How the US Used Disinformation and the ‘Jakarta Method’ to Change the World

In at least 20 countries, U.S. allies employed “the intentional mass murder of civilians in the construction of a U.S. backed authoritarian capitalist regime and it became known as the Jakarta Method.

On Oct. 1, 1965, in Jakarta, Indonesia, military officials said they believed their superior officers were organizing a coup, and so they kidnapped some of them. Six generals ended up dead. A general named Suharto immediately took control of the country against orders from then-President Sukarno. 

Suharto’s actions would eventually lead to the mass murder of at least one million people in the country who were accused of being communists, with the assistance of United States CIA, in what became known as the “Jakarta Method.”

“[Suharto] immediately gets the full backing of the United States materially and ideologically as he begins to spread a horrible story that the Indonesian Communist Party was responsible for this and had engaged in horrible torture of these six generals,” Vincent Bevins, author of “The Jakarta Method: Washington's Anticommunist Crusade and the Mass Murder Program that Shaped Our World,” told Inside Edition Digital.

The U.S. government immediately gave communications materials to Suharto that he used to coordinate his message around the country, Bevins explained. 

“The U.S. also pressured Western media outlets, including BBC and ended up getting the support of The New York Times and Time Magazine to spread this story that the Indonesian Communist Party, specifically the women's wing of the party, which was at the time one of largest feminist organizations in the world, had taken these six generals and performed a bizarre kind of tantric, satanic torture ritual in which they literally castrated these Indonesian men and threw them into a well,” Bevins continued. 

Suharto then spread the message that the PKI, the Indonesian Communist Party, needed to be eradicated. In the following months, millions of people were arrested and accused of being leftists. Prisoners were then executed and thrown into rivers, according to Bevins.

The violence migrated to different parts of Indonesia and then arrived in Bali, which is where the worst of the violence took place. At least 5% of the population in Bali was killed in 1955 and 1956, Bevins said.

“For the other side of the world's political spectrum, the side of the radical anticommunists and the U.S.-allied dictators, this was an inspirational achievement,” Bevins said. “This was something that they could do in their own backyards, and not only would it work, as it clearly worked in Indonesia, they would get the full backing of the United States as they attempted to launder their own reputations afterward.”

In both Brazil and in Chile in the 1970s, right-wing authorities in the country began using the word "Jakarta," in Spanish and Portuguese, to “signify something that they were going to do to their own left-wing problem.”

“So, in Brazil, you had something behind the scenes called Operação Jacarta, which was a similar program to eliminate the left, and in Santiago, the capital of Chile, you had this quite chilling terror campaign, which consisted of graffiti showing up on the homes of leftists or accused leftists that said simply, 'Jakarta is coming,'' Bevins said. “And for anybody paying attention in the Cold War at the time, it was very obvious what that meant.
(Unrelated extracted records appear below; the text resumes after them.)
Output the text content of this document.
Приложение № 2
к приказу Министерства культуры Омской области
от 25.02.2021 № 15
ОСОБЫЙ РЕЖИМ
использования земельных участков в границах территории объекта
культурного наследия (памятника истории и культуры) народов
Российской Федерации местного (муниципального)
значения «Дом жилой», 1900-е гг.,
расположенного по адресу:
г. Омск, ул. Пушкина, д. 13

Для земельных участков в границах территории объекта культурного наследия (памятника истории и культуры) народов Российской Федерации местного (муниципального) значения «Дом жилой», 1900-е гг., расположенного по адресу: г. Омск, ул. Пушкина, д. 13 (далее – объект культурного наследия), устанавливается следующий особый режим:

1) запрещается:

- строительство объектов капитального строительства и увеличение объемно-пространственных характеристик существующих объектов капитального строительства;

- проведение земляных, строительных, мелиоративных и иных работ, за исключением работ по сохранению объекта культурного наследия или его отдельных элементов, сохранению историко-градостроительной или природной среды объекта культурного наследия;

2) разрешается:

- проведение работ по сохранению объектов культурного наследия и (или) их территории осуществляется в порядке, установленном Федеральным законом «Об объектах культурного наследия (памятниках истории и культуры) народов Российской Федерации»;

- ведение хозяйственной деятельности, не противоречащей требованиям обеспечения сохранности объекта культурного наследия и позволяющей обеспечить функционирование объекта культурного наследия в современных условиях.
It meant, ‘We're going to kill you just like the Indonesians killed their own communists.’”

Bevins says that in at least 20 countries, U.S. allies employed “the intentional mass murder of civilians in the construction of a U.S. backed authoritarian capitalist regime, and I find that this tactic, this Jakarta Method, was such an important part of the way that the Cold War was won, that it profoundly shaped the world that we live in today.”